Where the heck did he come from? How could this be happening? Sports are awesome. Baseball is beautiful. Unlikely stories are the best part.

But there are all those other stories, and then there is Trey Yesavage. Five months ago, he was pitching in the Low-A Florida State League, facing a bunch of kids right out of high school, college and San Pedro de Macoris. Wednesday night, he was striking out 12 Dodgers in the World Series.

This shouldn’t be a thing that is happening to a real 22-year-old person, in real life. But here we are.

“It’s a crazy world,” this Blue Jays phenom was saying Wednesday night, after spinning off arguably the greatest rookie pitching performance in World Series history, in the Blue Jays’ 6-1 Game 5 win. “Crazy world.

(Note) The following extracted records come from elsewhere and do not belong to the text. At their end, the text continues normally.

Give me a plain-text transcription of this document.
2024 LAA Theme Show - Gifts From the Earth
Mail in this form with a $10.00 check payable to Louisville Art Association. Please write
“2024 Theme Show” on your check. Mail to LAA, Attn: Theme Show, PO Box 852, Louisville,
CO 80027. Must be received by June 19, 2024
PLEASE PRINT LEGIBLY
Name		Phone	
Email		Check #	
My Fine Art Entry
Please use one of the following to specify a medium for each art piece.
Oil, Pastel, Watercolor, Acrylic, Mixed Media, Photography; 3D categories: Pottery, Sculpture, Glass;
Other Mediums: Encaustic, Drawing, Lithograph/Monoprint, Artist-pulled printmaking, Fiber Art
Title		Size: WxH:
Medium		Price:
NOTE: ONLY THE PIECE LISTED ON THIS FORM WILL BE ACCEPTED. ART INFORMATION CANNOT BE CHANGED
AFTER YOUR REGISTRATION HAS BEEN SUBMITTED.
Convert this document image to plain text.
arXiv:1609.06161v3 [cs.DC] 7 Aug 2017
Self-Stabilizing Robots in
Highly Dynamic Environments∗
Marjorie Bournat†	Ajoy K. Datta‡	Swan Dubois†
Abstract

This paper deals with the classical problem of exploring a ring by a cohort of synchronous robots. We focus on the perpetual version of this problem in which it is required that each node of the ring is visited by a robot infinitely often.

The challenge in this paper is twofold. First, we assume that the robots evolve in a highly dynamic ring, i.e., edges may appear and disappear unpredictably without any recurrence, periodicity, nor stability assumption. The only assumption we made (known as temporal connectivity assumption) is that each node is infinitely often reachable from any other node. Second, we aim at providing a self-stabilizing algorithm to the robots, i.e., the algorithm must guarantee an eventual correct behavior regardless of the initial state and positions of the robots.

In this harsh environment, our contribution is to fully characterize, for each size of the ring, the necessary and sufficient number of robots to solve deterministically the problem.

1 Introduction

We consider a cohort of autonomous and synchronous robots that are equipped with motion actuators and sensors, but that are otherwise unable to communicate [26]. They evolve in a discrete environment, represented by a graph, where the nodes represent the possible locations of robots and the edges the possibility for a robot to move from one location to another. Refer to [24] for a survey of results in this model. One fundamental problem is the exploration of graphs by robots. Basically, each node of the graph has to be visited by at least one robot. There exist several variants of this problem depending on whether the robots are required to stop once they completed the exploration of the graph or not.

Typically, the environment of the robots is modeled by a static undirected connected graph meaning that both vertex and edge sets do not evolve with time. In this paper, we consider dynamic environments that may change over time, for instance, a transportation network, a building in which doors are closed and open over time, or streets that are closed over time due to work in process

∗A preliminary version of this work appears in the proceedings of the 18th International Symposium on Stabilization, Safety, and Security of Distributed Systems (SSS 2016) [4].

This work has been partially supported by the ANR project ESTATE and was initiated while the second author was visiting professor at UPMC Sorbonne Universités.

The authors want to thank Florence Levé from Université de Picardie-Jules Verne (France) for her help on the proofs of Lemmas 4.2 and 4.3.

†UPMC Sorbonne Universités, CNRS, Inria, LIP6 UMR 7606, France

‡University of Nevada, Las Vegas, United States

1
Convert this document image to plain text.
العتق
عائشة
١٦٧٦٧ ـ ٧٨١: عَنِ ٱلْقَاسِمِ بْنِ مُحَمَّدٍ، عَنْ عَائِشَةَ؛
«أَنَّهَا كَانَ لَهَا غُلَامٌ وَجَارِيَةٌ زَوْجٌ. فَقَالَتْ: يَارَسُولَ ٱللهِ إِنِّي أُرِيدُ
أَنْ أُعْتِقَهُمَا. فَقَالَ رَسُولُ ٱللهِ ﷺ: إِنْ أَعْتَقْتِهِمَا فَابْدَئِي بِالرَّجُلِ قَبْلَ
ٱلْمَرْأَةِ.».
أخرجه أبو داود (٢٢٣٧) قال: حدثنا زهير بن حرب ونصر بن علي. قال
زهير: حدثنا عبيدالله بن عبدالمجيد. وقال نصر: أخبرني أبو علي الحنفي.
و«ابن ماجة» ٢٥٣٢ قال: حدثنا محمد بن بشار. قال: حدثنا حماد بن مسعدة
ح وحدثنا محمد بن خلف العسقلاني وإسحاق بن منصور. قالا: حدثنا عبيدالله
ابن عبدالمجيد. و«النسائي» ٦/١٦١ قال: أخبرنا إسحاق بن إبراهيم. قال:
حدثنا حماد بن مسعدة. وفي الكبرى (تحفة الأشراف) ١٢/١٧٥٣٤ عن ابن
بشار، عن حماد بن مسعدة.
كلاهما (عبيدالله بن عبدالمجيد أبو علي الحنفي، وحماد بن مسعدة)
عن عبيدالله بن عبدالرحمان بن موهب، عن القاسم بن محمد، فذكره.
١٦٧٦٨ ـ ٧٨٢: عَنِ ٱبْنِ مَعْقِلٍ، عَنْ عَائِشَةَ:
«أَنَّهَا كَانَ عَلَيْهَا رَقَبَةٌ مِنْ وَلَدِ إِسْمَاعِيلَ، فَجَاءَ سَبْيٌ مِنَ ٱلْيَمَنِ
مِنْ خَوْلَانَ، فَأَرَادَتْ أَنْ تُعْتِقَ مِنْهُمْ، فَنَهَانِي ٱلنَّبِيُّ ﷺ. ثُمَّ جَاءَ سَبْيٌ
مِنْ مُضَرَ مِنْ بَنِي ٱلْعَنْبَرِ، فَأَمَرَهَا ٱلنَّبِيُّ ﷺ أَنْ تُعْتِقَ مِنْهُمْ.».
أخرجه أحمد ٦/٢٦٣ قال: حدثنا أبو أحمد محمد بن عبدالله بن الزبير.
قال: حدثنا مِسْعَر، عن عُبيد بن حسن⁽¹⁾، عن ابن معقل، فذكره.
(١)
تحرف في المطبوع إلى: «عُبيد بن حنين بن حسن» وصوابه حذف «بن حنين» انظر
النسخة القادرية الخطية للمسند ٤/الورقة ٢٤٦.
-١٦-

Hollywood couldn’t have made it this good.”

Those scriptwriters in Hollywood are famous for their vivid imaginations. But who imagines this? Who imagines an October dominator practically dropping out of the sky to lead the Blue Jays to within one game of a place they have never been in Yesavage’s lifetime — that place where World Series champions hang out?

“Absolutely incredible,” said Yesavage’s 41-year-old teammate, Max Scherzer. “You’ve got a guy going seven innings and punching out 12 in the World Series. I mean, that’s incredible.”

And it’s still possible that Yesavage won’t even be the star pitcher of the series, because Yoshinobu Yamamoto comes into a game 6 with a streak of two consecutive complete games. (There were, if I count correctly, 21 in the entire 2025 regular season.) I’m looking forward to it.